Isaiah Questions

As we concluded our Isaiah series, we focused on the prophet’s vision of the future.  Below is the graphic we created to explain this vision.

I also wanted to post some really great questions that I recently received, along with my responses:

Q: I’ve read books where after the rapture occurs, those remaining on earth have to choose to either repent and follow Jesus or follow Satan while living a hell on Earth. Today you read these verses:

I do not want you to be ignorant of this mystery, brothers and sisters, so that you may not be conceited: Israel has experienced a hardening in part until the full number of the Gentiles has come in, and in this way all Israel will be saved. As it is written: “The deliverer will come from Zion; he will turn godlessness away from Jacob. And this is my covenant with them when I take away their sins.” (Romans 11:25-27)

What does it mean that the “full number of the Gentiles has come in?” Does that mean there will be no more Gentile conversions during the tribulation?

A: Romans 11 is speaking specifically about the return of Jesus to the earth AFTER the tribulation. It is very possible that Gentiles will come to faith during the tribulation, but the mention of “a powerful delusion” in 2 Thessalonians indicates it will not be a common occurrence. Perhaps one way to think about it is Gentiles expressing saving faith in the tribulation might be as common as Jews coming to faith now.  Many Jews have proclaimed Jesus as Messiah but most remain blinded according to 2 Corinthians 3:12-18.


Q: At the Battle of Armageddon, I have always thought that the armies were collections of nations against God’s people but that there was a third group: others in the world who were neither believers nor fighting against God.  Is that true, and if so, what happened to them?  I had believed it was this third group and their descendants who were deceived by Satan at the end of the Millennium.

A: I don’t know that the Bible specifically references a third group people who are neither Jews nor against the Jews, but it doesn’t seem to be the case. The Battle of Armageddon appears to be a worldwide effort to exterminate God’s people once and for all. All in all, I don’t think there are many neutral bystanders, but there of course could be.

As for who is deceived by Satan, my sense is that it includes the descendants of the Jewish people who made it through the Battle of Armageddon, showing once more that faith in God is not hereditary, but must be chosen by each succeeding generation.  A similar analogy might be Americans today who can barely remember or affirm what many of our founding fathers believed about God only two hundred years. One thousand years is a long time with multiple generations. Many of those appear to be nominal believers until Satan comes and deceives them.

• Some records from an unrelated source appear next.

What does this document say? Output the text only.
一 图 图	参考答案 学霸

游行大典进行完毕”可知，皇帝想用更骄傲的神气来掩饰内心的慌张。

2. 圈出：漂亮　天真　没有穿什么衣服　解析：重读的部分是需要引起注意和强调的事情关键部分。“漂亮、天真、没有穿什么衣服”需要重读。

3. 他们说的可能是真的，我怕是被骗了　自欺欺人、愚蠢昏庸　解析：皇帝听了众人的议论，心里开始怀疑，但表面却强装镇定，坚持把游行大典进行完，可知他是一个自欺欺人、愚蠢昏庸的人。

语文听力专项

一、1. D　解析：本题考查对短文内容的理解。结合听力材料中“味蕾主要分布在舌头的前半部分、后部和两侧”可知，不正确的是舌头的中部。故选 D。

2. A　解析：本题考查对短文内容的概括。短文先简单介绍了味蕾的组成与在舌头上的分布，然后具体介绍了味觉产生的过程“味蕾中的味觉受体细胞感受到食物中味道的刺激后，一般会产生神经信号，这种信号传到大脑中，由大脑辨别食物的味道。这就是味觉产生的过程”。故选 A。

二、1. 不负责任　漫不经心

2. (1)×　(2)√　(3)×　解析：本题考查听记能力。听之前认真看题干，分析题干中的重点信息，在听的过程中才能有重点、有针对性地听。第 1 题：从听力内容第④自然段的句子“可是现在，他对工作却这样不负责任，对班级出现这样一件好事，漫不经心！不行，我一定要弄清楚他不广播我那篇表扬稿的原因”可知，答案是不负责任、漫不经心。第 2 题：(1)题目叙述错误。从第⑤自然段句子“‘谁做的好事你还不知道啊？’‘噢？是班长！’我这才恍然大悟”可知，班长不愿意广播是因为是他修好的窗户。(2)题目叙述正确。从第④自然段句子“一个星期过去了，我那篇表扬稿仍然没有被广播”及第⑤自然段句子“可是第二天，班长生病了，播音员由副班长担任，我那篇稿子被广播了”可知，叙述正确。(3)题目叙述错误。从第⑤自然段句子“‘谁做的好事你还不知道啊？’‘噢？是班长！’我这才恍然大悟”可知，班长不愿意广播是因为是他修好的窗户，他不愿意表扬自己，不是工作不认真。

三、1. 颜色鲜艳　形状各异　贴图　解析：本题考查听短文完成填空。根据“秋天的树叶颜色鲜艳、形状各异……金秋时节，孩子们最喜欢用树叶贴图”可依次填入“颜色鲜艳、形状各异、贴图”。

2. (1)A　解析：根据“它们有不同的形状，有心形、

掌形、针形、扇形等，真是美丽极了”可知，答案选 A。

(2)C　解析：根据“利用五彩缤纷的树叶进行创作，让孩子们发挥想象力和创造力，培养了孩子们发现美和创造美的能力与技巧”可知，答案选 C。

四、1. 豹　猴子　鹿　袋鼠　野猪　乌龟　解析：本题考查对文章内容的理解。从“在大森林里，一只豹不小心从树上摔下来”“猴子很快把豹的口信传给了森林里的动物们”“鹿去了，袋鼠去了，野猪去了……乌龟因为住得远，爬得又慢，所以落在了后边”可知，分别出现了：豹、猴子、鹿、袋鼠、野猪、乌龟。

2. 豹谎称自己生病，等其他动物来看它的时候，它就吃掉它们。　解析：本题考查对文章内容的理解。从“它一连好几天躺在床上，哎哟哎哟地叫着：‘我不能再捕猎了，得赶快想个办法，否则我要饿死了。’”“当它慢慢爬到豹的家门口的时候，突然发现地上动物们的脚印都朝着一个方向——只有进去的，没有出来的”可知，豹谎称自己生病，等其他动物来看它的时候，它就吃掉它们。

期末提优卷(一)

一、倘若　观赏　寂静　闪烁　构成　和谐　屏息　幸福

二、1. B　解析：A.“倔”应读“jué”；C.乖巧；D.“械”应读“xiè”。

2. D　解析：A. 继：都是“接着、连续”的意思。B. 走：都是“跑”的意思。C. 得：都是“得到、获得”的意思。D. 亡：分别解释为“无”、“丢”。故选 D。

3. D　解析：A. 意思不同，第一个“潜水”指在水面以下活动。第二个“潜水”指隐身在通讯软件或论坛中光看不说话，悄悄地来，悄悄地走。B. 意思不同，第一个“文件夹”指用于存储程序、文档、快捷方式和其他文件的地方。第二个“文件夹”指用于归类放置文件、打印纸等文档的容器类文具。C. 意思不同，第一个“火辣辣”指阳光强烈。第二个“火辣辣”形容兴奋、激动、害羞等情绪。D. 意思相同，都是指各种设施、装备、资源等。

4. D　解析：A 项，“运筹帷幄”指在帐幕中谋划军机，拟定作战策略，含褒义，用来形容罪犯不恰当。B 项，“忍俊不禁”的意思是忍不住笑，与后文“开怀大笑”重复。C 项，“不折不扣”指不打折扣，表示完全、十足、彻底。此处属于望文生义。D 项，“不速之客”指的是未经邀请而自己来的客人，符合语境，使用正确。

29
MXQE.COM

Q: At the second judgment when the books are open for the non-believers, they are judged by their works.  Does this imply there are levels of hell where one level of suffering is not as bad as others?

A: I believe Revelation 20:11-15 affirms various degrees of hell. Another passage to support the idea of people being punished in varying degrees at Jesus’ return is Luke 12:42-48.


Q: In Revelation 20:4, Paul says “And I saw the souls of those who had been beheaded because of their testimony for Jesus and because of the word of God.  They had not worshiped the beast or his image and had not received his mark on their foreheads or their hands.” Does this allow for some to be saved during the tribulation?

A: Those who do not worship the beast may just be Jews, but I agree with you that it does seem that some are saved although it appears they are martyred for their faith.